I found a few articles that talk about the actual costs of phones.
Lumia 900/Samsung SII - http://www.isuppli.com/Teardowns/News/Pages/Nokia-900-Carries-Bill-of-Materials-of-$209.aspx
I assume it's pretty reasonable to assume that parts for most phones cost about this much. I just read people talk about how much it costs to build these phones, etc. It doesn't cost anywhere near as much as everyone seems to believe they do. The markup is ridiculous (and it's also safe to assume that carriers like AT&T, Verizon, Spring, etc) get prices less than this.
The idea that we're getting a "deal" on a phone for a "subsidized cost" of $200-300 is flat out a lie. Realistically, the costs we're paying are probably pretty near what the carriers are paying and our bills are jacked up pretty high to pay for the "subsidy costs" of the phones.
I just figured I'd share this information with anyone that might be interested in how badly we're all being ripped off. It might be time to start looking at "bring your own device" plans. I know of one I'd literally save $100/month by switching to. Somehow, I doubt they're subsidizing my phone price by $100 per month. Coverage might not be as good but is Verizon's $100/month better? I doubt it.
Just food for thought, peeps.
they don't price them based on cost though. prices are driven by demand. we are willing to pay more for the convenience of having these things in our pocket. i agree though, that it would be nice to have a system where we just bought them and then activated it on a carrier.....like in most of eastern europe. i guarantee prices would drop if we had to pay full retail.
If only there were no other costs than those of the raw materials...
Work/sales force, Marketing/Advertising, Cost of infrastructure, etc...
I once did a study on the cost(raw materials) it takes to make a cup of Diet Coke. Result - about $0.05-$0.10 for a 20 oz cup, currently being sold at 20x to 40x markup.
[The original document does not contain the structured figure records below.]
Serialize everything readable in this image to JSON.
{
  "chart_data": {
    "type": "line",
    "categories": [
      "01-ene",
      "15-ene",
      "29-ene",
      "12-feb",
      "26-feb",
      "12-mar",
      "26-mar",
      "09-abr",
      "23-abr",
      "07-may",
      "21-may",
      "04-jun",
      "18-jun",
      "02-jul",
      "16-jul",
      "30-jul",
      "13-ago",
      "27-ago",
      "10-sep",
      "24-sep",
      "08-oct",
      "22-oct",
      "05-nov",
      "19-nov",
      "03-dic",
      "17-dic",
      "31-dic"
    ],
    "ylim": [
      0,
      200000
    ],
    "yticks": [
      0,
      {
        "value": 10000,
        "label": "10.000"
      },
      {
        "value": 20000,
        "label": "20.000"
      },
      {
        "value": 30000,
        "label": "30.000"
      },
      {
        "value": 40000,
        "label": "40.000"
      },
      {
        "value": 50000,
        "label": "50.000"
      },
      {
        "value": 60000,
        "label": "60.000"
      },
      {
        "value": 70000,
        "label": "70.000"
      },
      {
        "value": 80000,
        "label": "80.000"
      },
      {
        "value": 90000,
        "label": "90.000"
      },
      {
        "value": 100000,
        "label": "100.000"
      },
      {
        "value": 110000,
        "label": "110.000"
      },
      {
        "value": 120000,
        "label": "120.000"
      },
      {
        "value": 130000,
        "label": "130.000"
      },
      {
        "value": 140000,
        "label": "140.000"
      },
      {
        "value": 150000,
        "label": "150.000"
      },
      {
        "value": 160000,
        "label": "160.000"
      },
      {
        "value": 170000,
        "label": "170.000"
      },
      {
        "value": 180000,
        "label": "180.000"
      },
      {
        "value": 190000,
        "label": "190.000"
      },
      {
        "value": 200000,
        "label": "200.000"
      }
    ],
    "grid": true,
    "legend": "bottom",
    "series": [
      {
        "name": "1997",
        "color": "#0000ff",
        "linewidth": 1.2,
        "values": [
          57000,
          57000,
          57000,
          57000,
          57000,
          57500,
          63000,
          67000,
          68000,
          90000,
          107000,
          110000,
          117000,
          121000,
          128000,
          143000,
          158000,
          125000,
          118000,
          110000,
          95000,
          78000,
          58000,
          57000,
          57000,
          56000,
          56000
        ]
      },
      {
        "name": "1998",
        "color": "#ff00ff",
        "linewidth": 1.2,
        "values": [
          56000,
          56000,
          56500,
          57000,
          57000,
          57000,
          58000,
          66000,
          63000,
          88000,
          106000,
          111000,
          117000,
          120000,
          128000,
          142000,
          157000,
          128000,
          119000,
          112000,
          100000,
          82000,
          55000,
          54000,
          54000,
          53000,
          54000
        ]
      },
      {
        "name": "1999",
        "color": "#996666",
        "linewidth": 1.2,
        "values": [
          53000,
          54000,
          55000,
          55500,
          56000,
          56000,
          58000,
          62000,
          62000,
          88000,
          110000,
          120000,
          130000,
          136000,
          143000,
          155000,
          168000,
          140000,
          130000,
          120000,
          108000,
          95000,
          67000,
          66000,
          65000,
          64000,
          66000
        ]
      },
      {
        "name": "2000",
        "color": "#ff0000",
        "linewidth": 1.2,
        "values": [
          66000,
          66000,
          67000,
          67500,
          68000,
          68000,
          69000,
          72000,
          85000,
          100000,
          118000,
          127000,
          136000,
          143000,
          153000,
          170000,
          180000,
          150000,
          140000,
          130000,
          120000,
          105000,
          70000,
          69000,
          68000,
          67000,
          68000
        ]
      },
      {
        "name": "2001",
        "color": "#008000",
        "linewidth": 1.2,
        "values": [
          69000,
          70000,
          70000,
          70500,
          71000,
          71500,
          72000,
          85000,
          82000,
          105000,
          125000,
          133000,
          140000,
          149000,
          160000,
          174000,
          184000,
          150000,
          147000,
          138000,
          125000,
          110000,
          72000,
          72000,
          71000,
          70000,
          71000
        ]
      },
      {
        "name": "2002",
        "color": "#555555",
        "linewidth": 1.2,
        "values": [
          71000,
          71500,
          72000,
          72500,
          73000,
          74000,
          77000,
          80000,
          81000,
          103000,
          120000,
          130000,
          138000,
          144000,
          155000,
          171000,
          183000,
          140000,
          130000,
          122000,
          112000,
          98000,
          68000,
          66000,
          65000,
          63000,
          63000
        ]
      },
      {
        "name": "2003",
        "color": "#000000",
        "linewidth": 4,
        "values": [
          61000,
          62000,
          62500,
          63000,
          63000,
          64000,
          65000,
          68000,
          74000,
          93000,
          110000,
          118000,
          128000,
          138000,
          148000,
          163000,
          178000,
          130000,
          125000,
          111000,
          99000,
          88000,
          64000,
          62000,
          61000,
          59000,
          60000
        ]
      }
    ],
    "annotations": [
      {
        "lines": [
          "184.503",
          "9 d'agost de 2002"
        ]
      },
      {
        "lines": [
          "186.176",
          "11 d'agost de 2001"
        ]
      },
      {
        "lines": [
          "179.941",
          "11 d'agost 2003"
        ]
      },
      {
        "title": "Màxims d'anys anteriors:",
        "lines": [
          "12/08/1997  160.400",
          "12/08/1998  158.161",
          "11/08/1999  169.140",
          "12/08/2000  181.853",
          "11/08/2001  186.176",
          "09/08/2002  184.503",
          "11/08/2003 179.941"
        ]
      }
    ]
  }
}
Bottom line is there are other factors/costs than those of the raw material which go into determining the price.
More food for thought...
Try to contact the manufacturer and see what they are willing to cut you a deal on..
Research and development, patents, testing.. a lot goes into the cost of a phone
But then again you don't think those $150 true religion jeans are more than $15 do you?
news, an item is still worth what people will pay for it
it is much cheaper in Europe, but a lot less of a burden on the carriers to support basic garbage calls
america wants their hand held through everything so i doubt it will ever happen here
One other problem with those reports it doesn't compensate for sales. They mark up based to meet initial investments. If they spent 10M in developmental costs then production costs(which yields what those reports shows per device), and then you include shipping and advertisement. If those sold at a small markup then they would have to sell an astronomical amount to break even. 100,000 at 200 = 20,000,000. That's why when devices sell a lot the price drops steeply as they turned enough profit for their next project while keeping overhead. Without doing this a bad device will put you in a whole you may not recover from if it happens more than enough(Like Motorola Mobility).
Contracts are a bad idea to begin with since the average consumer has no idea what it's about anyway. All they really see is that new phone at the end of 2 years. Chances are if you told someone you paid full retail, they would flip out and ask why was your price so high.